Gorsuch Faces Telling Moment With 15-Year-Old’s Essay on Korematsu

SAN FRANCISCO (CN) – During an awards ceremony Monday at the Ninth Circuit Judicial Conference in San Francisco, new Supreme Court Justice Neil Gorsuch heard a 15-year-old student winner of a civics contest compare President Trump’s travel ban to what is widely regarded as a shameful moment in American legal history when Japanese-Americans were forced into internment camps.

The student, Olivia Tafs, traveled from Anchorage, Alaska, to receive an award as part of the four-day Ninth Circuit Judicial Conference being held in San Francisco. Olivia wrote an essay about the landmark Supreme Court Case Korematsu v. United States.

Korematsu, which was ultimately decided in favor of the United States, held that it was constitutional for the United States government to round up and imprison U.S. citizens of Japanese descent in the interest of national security during World War II.

The student’s sophisticated essay not only criticized the decision as an unfortunate example of the U.S. judicial system’s falling prey to racism, but also drew a parallel to Trump’s travel ban on individuals from six Muslim-majority countries.

Gorsuch, who will decide the constitutionality of Trump’s travel ban with his Supreme Court colleagues later this year, presented Olivia and other students with awards. He deftly avoided commenting on the substance of the essay, contenting himself with praising Olivia’s interest in the history of the judicial branch and the American government in general.

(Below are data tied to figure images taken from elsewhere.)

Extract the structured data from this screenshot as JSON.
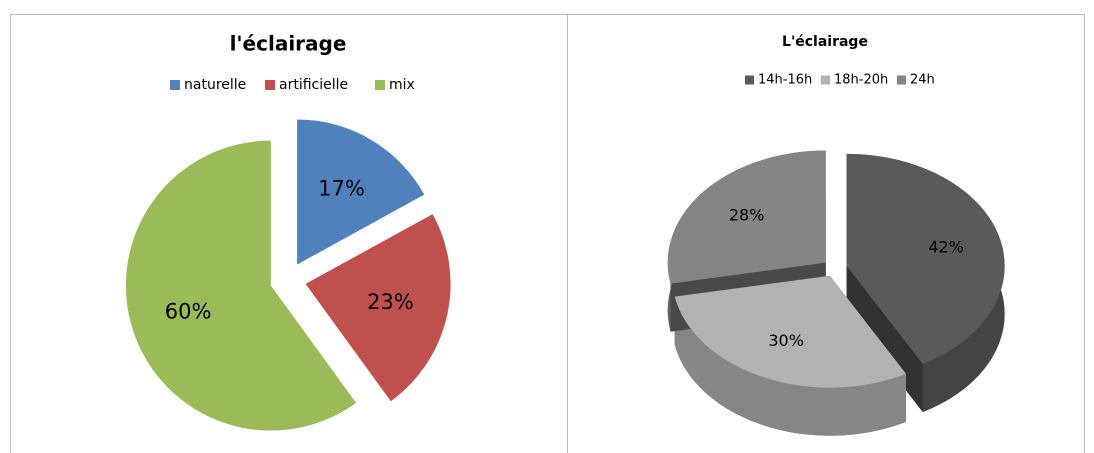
{
  "chart_data": [
    {
      "type": "pie",
      "title": "l'éclairage",
      "categories": [
        "naturelle",
        "artificielle",
        "mix"
      ],
      "values": [
        17,
        23,
        60
      ],
      "value_labels": [
        "17%",
        "23%",
        "60%"
      ],
      "colors": [
        "#4f81bd",
        "#c0504d",
        "#9bbb59"
      ],
      "legend": "top",
      "exploded": true
    },
    {
      "type": "pie3d",
      "title": "L'éclairage",
      "categories": [
        "14h-16h",
        "18h-20h",
        "24h"
      ],
      "values": [
        42,
        30,
        28
      ],
      "value_labels": [
        "42%",
        "30%",
        "28%"
      ],
      "colors": [
        "#5a5a5a",
        "#b2b2b2",
        "#848484"
      ],
      "legend": "top",
      "exploded": true
    }
  ]
}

“We spend a lot of time talking about the depressing state of civics in general, but moments like this are heartening for me,” Gorsuch said during the presentation.

But Gorsuch’s position is awkward, given he was appointed by the very president whom the student decried for what she asserted was a policy with overt racial injustice.

Gorsuch was filling in for Justice Anthony Kennedy, an ardent supporter of civics education slated to speak at the event, who backed out when his wife Mary broke her hip in Salzburg, Austria.

“Kennedy wishes he could be here,” Gorsuch told the room.

During the panel discussion on civics education, where Gorsuch joined a host of other federal judges, moderator Kathleen Hall Jamieson of the University of Pennsylvania’s Annenberg School for Communication said only 26 percent of the American public can properly identify the three branches of government – legislative, executive and judicial.

Gorsuch and others said this paucity of civics knowledge should serve as a reminder that democracy depends on an informed citizenry.

“It’s a really healthy reminder that self-government is not self-sustaining or self-perpetuating, but depends on all of us playing a role to keep it,” he said.

Jamieson asked Gorsuch what aspect of the court system is poorly understood. He said the degree to which judges find consensus and agreement is vastly underplayed by the public and the media.

“Only 5 percent of all the cases filed in the federal system are appealed,” Gorsuch said. He added that though the Supreme Court has nine justices nominated by six different presidents with different worldviews, they manage to make unanimous decisions just over 40 percent of the time.

“We have an amazing rule of law I think, and it’s remarkably effective, sturdy and accepted,” Gorsuch said. “The judiciary offers resolution of social disputes in a peaceful way with the use of reason, and most of the decisions end up unanimous.”

Second Circuit Chief Circuit Judge Robert Katzmann said the idea of partisanship in the judiciary is corrosive to public faith. He blamed the media for making too much out of which judge was appointed by which president to explain legal conclusions.

“It reinforces the idea that being a judge is a partisan activity,” Katzmann said during the afternoon panel. “In most cases, differences of opinions arise between judges but to constantly reduce those differences to partisan differences cannot be and should not be.”

The admonition was ironic given Gorsuch’s nomination involved a bitterly partisan fight that came after the Republican-controlled Senate refused to consider President Barack Obama’s nomination of Merrick Garland for nearly a year – and then changed the Senate rules to approve Gorsuch’s nomination along mostly partisan lines.

While Gorsuch downplayed the media’s fixation on the 5-4 Supreme Court votes as a rarity, some of the most important decisions with widespread ramifications – including Citizens United and the Bush v. Gore decision that decided the 2000 election were decided by a deeply divided court.

The panel also featured Ninth Circuit Chief Circuit Judge Sidney Thomas; U.S. Senior District Judge and president of the Federal Judges Association Marilyn Huff; and U.S. Magistrate Judge Michael Newman, also president of the Federal Bar Association.